To calculate the gravitational forces between the proton and electron for each orbit, use: \(F_g = \frac{G \cdot m_p \cdot m_e}{r_n^2}\) Fill in the values for each of the radii found in Step 2: \(F_{g1} = \frac{6.67 \times 10^{-11}\,\text{N·m}^2\text{/kg}^2 \cdot 1.67 \times 10^{-27}\,\text{kg} \cdot 9.11 \times 10^{-31}\,\text{kg}}{(5.29 \times 10^{-11}\,\text{m})^2} = 3.624 \times 10^{-47}\,\text{N}\) \(F_{g2} = \frac{6.67 \times 10^{-11}\,\text{N·m}^2\text{/kg}^2 \cdot 1.67 \times 10^{-27}\,\text{kg} \cdot 9.11 \times 10^{-31}\,\text{kg}}{(21.16 \times 10^{-11}\,\text{m})^2} = 5.659 \times 10^{-48}\,\text{N}\) \(F_{g3} = \frac{6.67 \times 10^{-11}\,\text{N·m}^2\text{/kg}^2 \cdot 1.67 \times 10^{-27}\,\text{kg} \cdot 9.11 \times 10^{-31}\,\text{kg}}{(47.61 \times 10^{-11}\,\text{m})^2} = 1.236 \times 10^{-48}\,\text{N}\) \(F_{g4} = \frac{6.67 \times 10^{-11}\,\text{N·m}^2\text{/kg}^2 \cdot 1.67 \times 10^{-27}\,\text{kg} \cdot 9.11 \times 10^{-31}\,\text{kg}}{(84.64 \times 10^{-11}\,\text{m})^2} = 3.147 \times 10^{-49}\,\text{N}\)

Compare the forces

Comparing the electrostatic forces to gravitational forces, we observe that the electrostatic forces are much stronger than the gravitational forces for all four orbits.

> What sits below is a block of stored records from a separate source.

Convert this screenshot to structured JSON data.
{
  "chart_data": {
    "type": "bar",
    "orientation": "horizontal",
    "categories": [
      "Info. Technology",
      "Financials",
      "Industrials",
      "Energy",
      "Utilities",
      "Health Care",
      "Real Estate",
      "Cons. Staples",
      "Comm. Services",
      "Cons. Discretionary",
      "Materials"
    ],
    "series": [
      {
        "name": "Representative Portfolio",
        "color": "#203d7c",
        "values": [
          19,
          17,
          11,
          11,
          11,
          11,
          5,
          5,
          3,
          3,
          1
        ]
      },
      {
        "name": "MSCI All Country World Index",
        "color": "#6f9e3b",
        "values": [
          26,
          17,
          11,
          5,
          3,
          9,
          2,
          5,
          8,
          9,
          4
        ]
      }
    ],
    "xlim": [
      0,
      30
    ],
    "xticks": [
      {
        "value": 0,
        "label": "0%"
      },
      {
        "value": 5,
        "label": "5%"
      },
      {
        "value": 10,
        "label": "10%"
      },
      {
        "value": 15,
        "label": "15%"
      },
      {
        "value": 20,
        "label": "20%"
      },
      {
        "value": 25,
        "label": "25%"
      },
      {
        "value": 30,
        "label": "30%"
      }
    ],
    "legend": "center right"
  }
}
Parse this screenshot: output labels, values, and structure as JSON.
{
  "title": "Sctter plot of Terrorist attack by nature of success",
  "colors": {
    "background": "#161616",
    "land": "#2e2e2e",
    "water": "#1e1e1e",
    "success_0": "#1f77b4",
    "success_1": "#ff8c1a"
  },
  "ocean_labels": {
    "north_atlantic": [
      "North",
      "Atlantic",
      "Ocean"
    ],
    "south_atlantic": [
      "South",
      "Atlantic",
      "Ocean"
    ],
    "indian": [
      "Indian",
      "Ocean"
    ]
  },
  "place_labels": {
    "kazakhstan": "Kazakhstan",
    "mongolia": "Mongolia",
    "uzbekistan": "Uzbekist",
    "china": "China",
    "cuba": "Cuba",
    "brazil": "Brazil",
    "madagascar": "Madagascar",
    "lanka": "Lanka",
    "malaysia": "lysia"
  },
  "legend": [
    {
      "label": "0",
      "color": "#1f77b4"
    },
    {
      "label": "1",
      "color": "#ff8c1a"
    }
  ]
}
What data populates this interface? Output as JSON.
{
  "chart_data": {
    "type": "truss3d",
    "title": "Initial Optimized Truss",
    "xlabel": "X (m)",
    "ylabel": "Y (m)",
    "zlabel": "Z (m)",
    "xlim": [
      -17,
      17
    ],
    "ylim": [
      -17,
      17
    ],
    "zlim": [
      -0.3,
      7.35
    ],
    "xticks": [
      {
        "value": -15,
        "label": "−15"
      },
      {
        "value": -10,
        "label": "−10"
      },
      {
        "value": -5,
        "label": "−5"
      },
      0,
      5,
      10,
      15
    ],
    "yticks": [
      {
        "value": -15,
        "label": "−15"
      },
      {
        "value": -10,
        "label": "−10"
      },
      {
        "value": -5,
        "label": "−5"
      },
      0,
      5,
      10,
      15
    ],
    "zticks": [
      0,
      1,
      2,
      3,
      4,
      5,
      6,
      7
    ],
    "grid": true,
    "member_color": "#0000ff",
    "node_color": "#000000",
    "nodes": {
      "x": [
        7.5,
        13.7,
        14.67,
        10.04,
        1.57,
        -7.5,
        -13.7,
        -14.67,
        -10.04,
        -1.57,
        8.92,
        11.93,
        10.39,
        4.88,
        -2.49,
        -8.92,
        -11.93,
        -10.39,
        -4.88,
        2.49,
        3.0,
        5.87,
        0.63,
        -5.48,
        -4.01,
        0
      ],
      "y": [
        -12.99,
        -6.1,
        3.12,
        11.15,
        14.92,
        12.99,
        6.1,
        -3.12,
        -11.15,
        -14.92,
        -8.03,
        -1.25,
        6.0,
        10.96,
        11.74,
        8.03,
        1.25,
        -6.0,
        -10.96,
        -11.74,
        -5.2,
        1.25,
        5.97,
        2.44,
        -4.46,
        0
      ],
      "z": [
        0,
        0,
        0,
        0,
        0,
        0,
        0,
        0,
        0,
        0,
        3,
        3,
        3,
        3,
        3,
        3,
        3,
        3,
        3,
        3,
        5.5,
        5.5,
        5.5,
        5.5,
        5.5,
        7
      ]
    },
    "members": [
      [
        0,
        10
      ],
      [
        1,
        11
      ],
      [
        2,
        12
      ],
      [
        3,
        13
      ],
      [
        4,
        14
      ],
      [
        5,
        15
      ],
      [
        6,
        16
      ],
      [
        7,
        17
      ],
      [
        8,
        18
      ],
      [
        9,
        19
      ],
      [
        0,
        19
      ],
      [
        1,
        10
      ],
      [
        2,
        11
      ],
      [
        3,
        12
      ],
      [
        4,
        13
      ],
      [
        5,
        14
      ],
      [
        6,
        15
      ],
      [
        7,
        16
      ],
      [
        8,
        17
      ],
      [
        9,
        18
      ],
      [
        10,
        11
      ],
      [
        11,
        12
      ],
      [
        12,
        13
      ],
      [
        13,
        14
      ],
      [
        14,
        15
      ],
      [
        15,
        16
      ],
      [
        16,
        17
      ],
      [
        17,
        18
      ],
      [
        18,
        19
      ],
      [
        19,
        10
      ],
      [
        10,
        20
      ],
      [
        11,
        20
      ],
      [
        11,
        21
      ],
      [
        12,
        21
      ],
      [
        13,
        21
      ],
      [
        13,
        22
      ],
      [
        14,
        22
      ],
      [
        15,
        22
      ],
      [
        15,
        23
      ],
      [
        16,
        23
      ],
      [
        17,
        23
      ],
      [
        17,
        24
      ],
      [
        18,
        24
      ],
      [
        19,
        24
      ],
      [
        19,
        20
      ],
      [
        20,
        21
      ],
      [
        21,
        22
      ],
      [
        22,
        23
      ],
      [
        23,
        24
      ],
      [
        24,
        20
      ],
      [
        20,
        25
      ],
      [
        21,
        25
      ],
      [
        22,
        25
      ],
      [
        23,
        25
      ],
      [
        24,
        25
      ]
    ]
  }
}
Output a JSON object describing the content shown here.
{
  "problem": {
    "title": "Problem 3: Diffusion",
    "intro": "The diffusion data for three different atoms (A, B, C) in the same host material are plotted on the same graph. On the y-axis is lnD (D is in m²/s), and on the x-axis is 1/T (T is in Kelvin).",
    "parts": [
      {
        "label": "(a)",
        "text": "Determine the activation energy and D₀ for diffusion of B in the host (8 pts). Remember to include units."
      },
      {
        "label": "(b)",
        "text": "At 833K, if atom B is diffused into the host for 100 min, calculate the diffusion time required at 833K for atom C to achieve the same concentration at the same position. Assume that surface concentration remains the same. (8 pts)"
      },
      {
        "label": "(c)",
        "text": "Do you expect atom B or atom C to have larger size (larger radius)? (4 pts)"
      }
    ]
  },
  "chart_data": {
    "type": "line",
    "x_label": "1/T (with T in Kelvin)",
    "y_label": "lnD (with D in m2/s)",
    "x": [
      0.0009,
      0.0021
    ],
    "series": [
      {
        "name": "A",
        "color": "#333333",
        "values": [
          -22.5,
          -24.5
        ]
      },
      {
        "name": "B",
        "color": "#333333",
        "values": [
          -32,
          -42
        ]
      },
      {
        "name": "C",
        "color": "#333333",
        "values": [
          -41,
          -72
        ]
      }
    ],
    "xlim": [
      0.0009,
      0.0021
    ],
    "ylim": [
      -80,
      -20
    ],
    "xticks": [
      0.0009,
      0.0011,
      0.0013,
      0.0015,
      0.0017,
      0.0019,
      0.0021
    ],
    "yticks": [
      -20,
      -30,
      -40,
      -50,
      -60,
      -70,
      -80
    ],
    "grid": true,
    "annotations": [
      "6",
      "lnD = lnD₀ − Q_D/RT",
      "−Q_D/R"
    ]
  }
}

The electrostatic force for orbit 1, for instance, is \(8.238 \times 10^{-8}\,\text{N}\), while the gravitational force is only \(3.624 \times 10^{-47}\,\text{N}\), which is significantly smaller in magnitude. This pattern holds for all other orbits as well.